A year after the Beslan tragedy, the Levada Center polling agency did a poll aimed at determining how attitude to this event have changed, and what has changed under the newly-revealed circumstances.
Levada Center analyst Leonid Sedov says in Vedomosti that almost a third of respondents believe the commanders of operation made it their priority to kill the terrorists and they did not care about the hostages.
“Probably,” Sedov says, “such opinion would not be so widespread, if not for the experience of the Moscow theater hostage-taking, where hostages were sacrificed as well.”
It is evident, adds Sedov, that “orders to destroy the enemy at the expense of hostages’ lives came from the very up.” Women from the Committee of Beslan Mothers imply this when they name Putin as one of the guilty.
Moreover, says Sedov in Vedomosti, the acknowledgement that the president is to blame, as the initiator of the “guerrillas first, hostages second” tactic, is added to the grievances against Putin expressed straight after the Beslan events. Back then, opinion polls indicated 35% disapproval of the president’s stance: he said there couldn’t be any negotiation at all with the terrorists.
Twenty-seven percent of respondents said that the president should have come to Beslan to negotiate; 19% said the demands of the hostage-takers should have been met.
Even more respondents, however – almost 40% – were displeased that the president hadn’t made a public statement straight after the school was attacked, to explain the situation and set out the position of the national leadership.
Leonid Sedov says: “The president’s secretiveness and silence in national emergencies has already become a bad tradition.” That’s probably why almost 90% of respondents in the same poll believe that the authorities are deliberately suppressing the truth about Beslan.
As leading journalist Dmitri Balburov says in Gazeta, however, even in this situation – with no hope of getting any anwers to all the questions – the “Beslan syndrome” now affliting others as well as Beslan residents can be overcome.
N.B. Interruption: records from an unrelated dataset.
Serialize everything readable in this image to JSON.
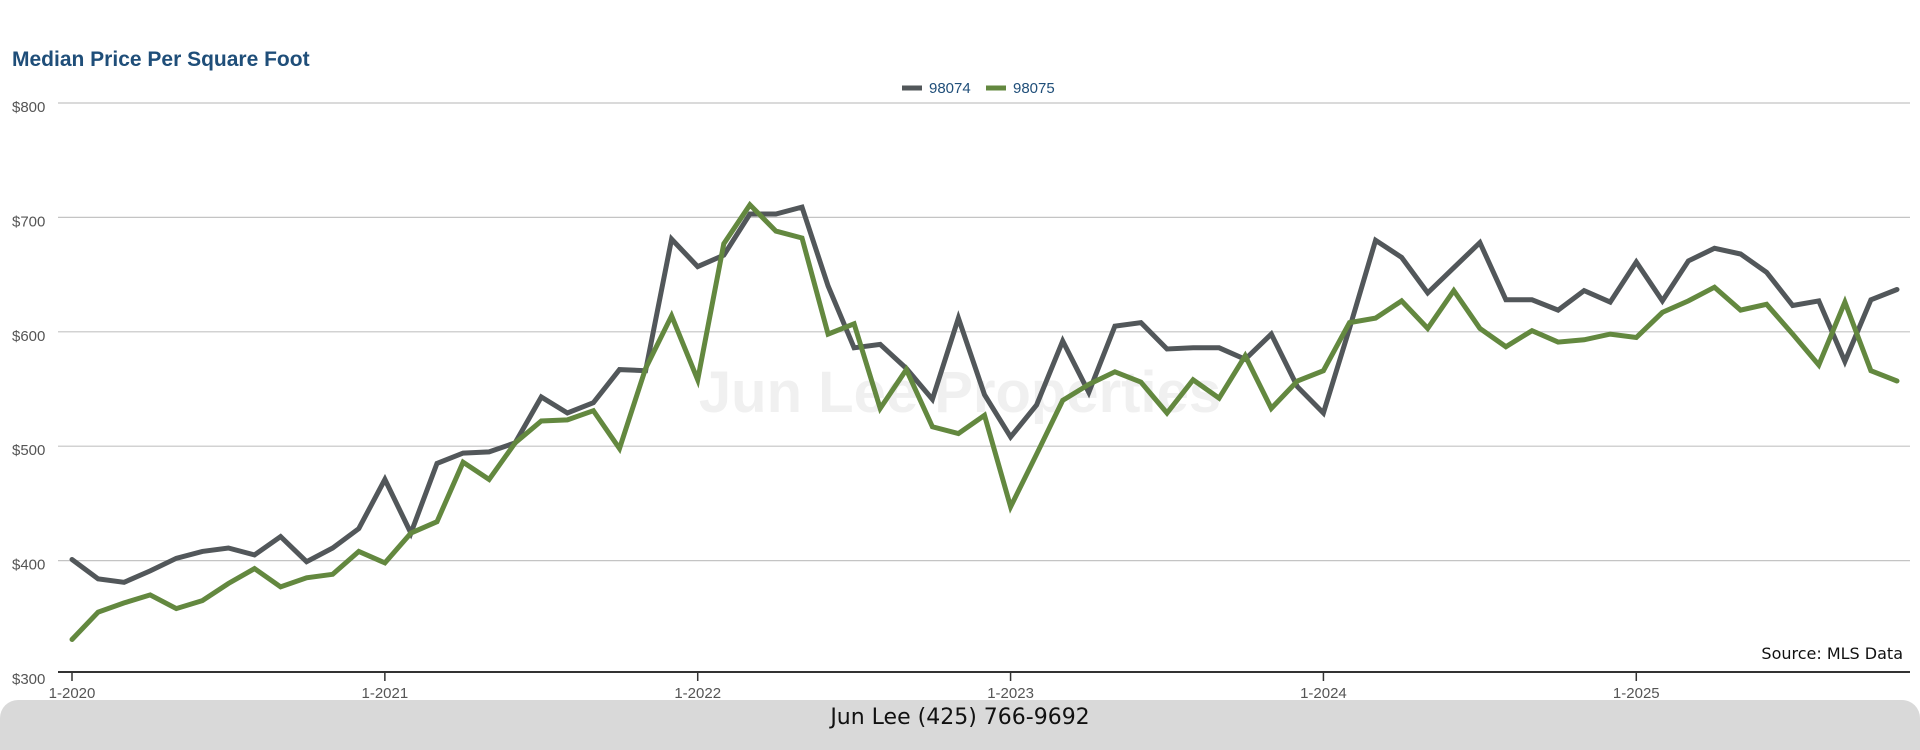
{
  "chart_data": {
    "type": "line",
    "title": "Median Price Per Square Foot",
    "xlabel": "",
    "ylabel": "",
    "ylim": [
      300,
      800
    ],
    "y_ticks": [
      300,
      400,
      500,
      600,
      700,
      800
    ],
    "y_tick_labels": [
      "$300",
      "$400",
      "$500",
      "$600",
      "$700",
      "$800"
    ],
    "x_tick_labels": [
      "1-2020",
      "1-2021",
      "1-2022",
      "1-2023",
      "1-2024",
      "1-2025"
    ],
    "x_tick_index": [
      0,
      12,
      24,
      36,
      48,
      60
    ],
    "grid": true,
    "legend": "top-center",
    "series": [
      {
        "name": "98074",
        "color": "#52575a",
        "values": [
          401,
          384,
          381,
          391,
          402,
          408,
          411,
          405,
          421,
          399,
          411,
          428,
          471,
          424,
          485,
          494,
          495,
          503,
          543,
          529,
          538,
          567,
          566,
          681,
          657,
          667,
          703,
          703,
          709,
          640,
          586,
          589,
          568,
          541,
          612,
          545,
          508,
          536,
          592,
          547,
          605,
          608,
          585,
          586,
          586,
          576,
          598,
          552,
          529,
          603,
          680,
          665,
          634,
          656,
          678,
          628,
          628,
          619,
          636,
          626,
          661,
          627,
          662,
          673,
          668,
          652,
          623,
          627,
          574,
          628,
          637
        ]
      },
      {
        "name": "98075",
        "color": "#63883f",
        "values": [
          331,
          355,
          363,
          370,
          358,
          365,
          380,
          393,
          377,
          385,
          388,
          408,
          398,
          424,
          434,
          486,
          471,
          503,
          522,
          523,
          531,
          498,
          568,
          614,
          558,
          677,
          711,
          688,
          682,
          598,
          607,
          533,
          567,
          517,
          511,
          527,
          447,
          493,
          540,
          554,
          565,
          556,
          529,
          558,
          542,
          579,
          533,
          557,
          566,
          608,
          612,
          627,
          603,
          636,
          603,
          587,
          601,
          591,
          593,
          598,
          595,
          617,
          627,
          639,
          619,
          624,
          598,
          571,
          626,
          566,
          557
        ]
      }
    ],
    "annotations": {
      "source": "Source: MLS Data",
      "watermark": "Jun Lee Properties"
    }
  },
  "footer": {
    "contact": "Jun Lee (425) 766-9692"
  }
}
In Balburov’s view, this would require telling people the following: “We live in a country where truth and justice vary in accordance with the personal interests of those in power. That’s how things are. Don’t bother seeking truth; resign yourselves to the situation, and calm down.” According to Balburov, this realization could provide “support for the emotional rehabilitation” of all victims.
However, it seems the people of Beslan are only prepared to accept the first half of this argument: the part relating to the age-old traditions of the Russian state. They are not inclined to resign themselves to it. According to Echo of Moscow Radio, the mothers of Beslan – having despaired of finding out the truth in their own region – have appealed to Western nations for political asylum. For them, this extreme move could be the last available means of finding out the truth about Beslan.